A first grader in Pasco County chose to take a knee during the Pledge of Allegiance, and his mother is upset with how the teacher, the school and the Pasco County school district responded.
At school on Monday, a local first grader went down on one knee during the Pledge of Allegiance, he was then told by his teacher to stand up and stop it, in front of all his classmates. His choice came after countless NFL players took a knee during the national anthem on Sunday, setting off a storm nationwide, sparking discussions in homes across America.
That boy's mother is speaking out because of a text message she received from her son's first-grade teacher about the incident.
The text message read:
"I just wanted to let you know that this morning when it was time to do the Pledge of Allegiance, (your son) went down on one knee. I knew where he had seen it but I did tell him that in the classroom we are learning what it means to be a good citizen we're learning about respecting the United States of America and our country symbols and showing loyalty and patriotism and that we stand for the Pledge of Allegiance. I know its a sensitive issue but I wanted to make you aware. Thanks"
The mother doesn't think that the Pasco County School District takes inclusion and diversity seriously.
Her goal is to start a conversation.
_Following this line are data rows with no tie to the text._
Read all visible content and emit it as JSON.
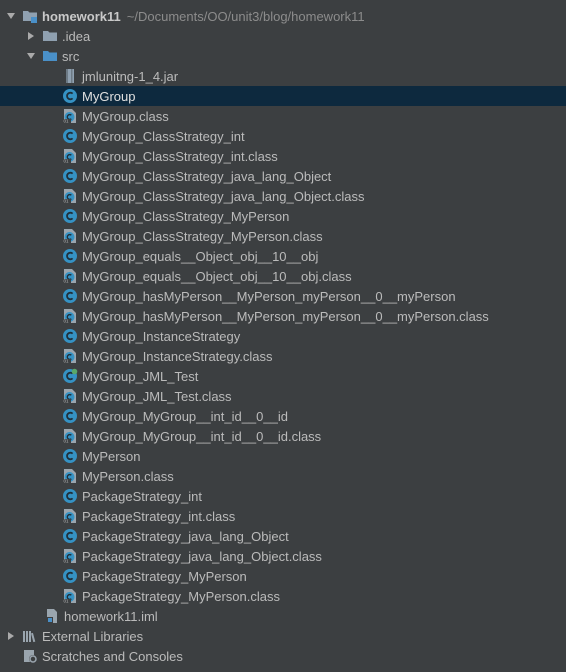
{
  "project": {
    "name": "homework11",
    "path": "~/Documents/OO/unit3/blog/homework11"
  },
  "folders": {
    "idea": ".idea",
    "src": "src"
  },
  "src_items": [
    {
      "label": "jmlunitng-1_4.jar",
      "icon": "jar-icon"
    },
    {
      "label": "MyGroup",
      "icon": "class-icon",
      "selected": true
    },
    {
      "label": "MyGroup.class",
      "icon": "class-file-icon"
    },
    {
      "label": "MyGroup_ClassStrategy_int",
      "icon": "class-icon"
    },
    {
      "label": "MyGroup_ClassStrategy_int.class",
      "icon": "class-file-icon"
    },
    {
      "label": "MyGroup_ClassStrategy_java_lang_Object",
      "icon": "class-icon"
    },
    {
      "label": "MyGroup_ClassStrategy_java_lang_Object.class",
      "icon": "class-file-icon"
    },
    {
      "label": "MyGroup_ClassStrategy_MyPerson",
      "icon": "class-icon"
    },
    {
      "label": "MyGroup_ClassStrategy_MyPerson.class",
      "icon": "class-file-icon"
    },
    {
      "label": "MyGroup_equals__Object_obj__10__obj",
      "icon": "class-icon"
    },
    {
      "label": "MyGroup_equals__Object_obj__10__obj.class",
      "icon": "class-file-icon"
    },
    {
      "label": "MyGroup_hasMyPerson__MyPerson_myPerson__0__myPerson",
      "icon": "class-icon"
    },
    {
      "label": "MyGroup_hasMyPerson__MyPerson_myPerson__0__myPerson.class",
      "icon": "class-file-icon"
    },
    {
      "label": "MyGroup_InstanceStrategy",
      "icon": "class-icon"
    },
    {
      "label": "MyGroup_InstanceStrategy.class",
      "icon": "class-file-icon"
    },
    {
      "label": "MyGroup_JML_Test",
      "icon": "test-class-icon"
    },
    {
      "label": "MyGroup_JML_Test.class",
      "icon": "class-file-icon"
    },
    {
      "label": "MyGroup_MyGroup__int_id__0__id",
      "icon": "class-icon"
    },
    {
      "label": "MyGroup_MyGroup__int_id__0__id.class",
      "icon": "class-file-icon"
    },
    {
      "label": "MyPerson",
      "icon": "class-icon"
    },
    {
      "label": "MyPerson.class",
      "icon": "class-file-icon"
    },
    {
      "label": "PackageStrategy_int",
      "icon": "class-icon"
    },
    {
      "label": "PackageStrategy_int.class",
      "icon": "class-file-icon"
    },
    {
      "label": "PackageStrategy_java_lang_Object",
      "icon": "class-icon"
    },
    {
      "label": "PackageStrategy_java_lang_Object.class",
      "icon": "class-file-icon"
    },
    {
      "label": "PackageStrategy_MyPerson",
      "icon": "class-icon"
    },
    {
      "label": "PackageStrategy_MyPerson.class",
      "icon": "class-file-icon"
    }
  ],
  "iml_file": "homework11.iml",
  "external_libraries": "External Libraries",
  "scratches": "Scratches and Consoles",
  "colors": {
    "background": "#3c3f41",
    "selection": "#0d293e",
    "folder": "#4a90c8",
    "class_icon": "#3592c4",
    "text": "#bbbbbb"
  }
}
She said that she teaches her son to have an open mind and make decisions and that this issue is way bigger than her 6-year-old son.
"What [the text message] said to me was that him taking a knee was the exact opposite - [That] He was disrespectful of the county, he was being disrespectful of the flag... And we don't teach that."
She says she didn’t tell her son to do that at school on Monday. But, regardless, her issue is how it played out at Wiregrass Elementary School.
"She told him right away, based on what he told me, to stand up and to stop it... That's not her right."
Linda Cobbe with the school district says they followed state law. But did add, “It would have been better if the teacher would have pulled the student aside and talked about it. without the other students witnessing it."
“State law says that the only way that a student can be exempted from reciting the Pledge of Allegiance is if they have a written request from their parent and even then the law says that they still have to stand," Cobbe said.
Neither the student nor the teacher got in trouble, but Linda Cobb tells ABC Action News that the school district plans on discussing the policies with staff and parents in the future and that adding respect and civility are huge.
“We certainly would not want to infringe on anyone's rights, but we have to follow state law," Cobbe added.
The boy's mother hopes people will learn from this.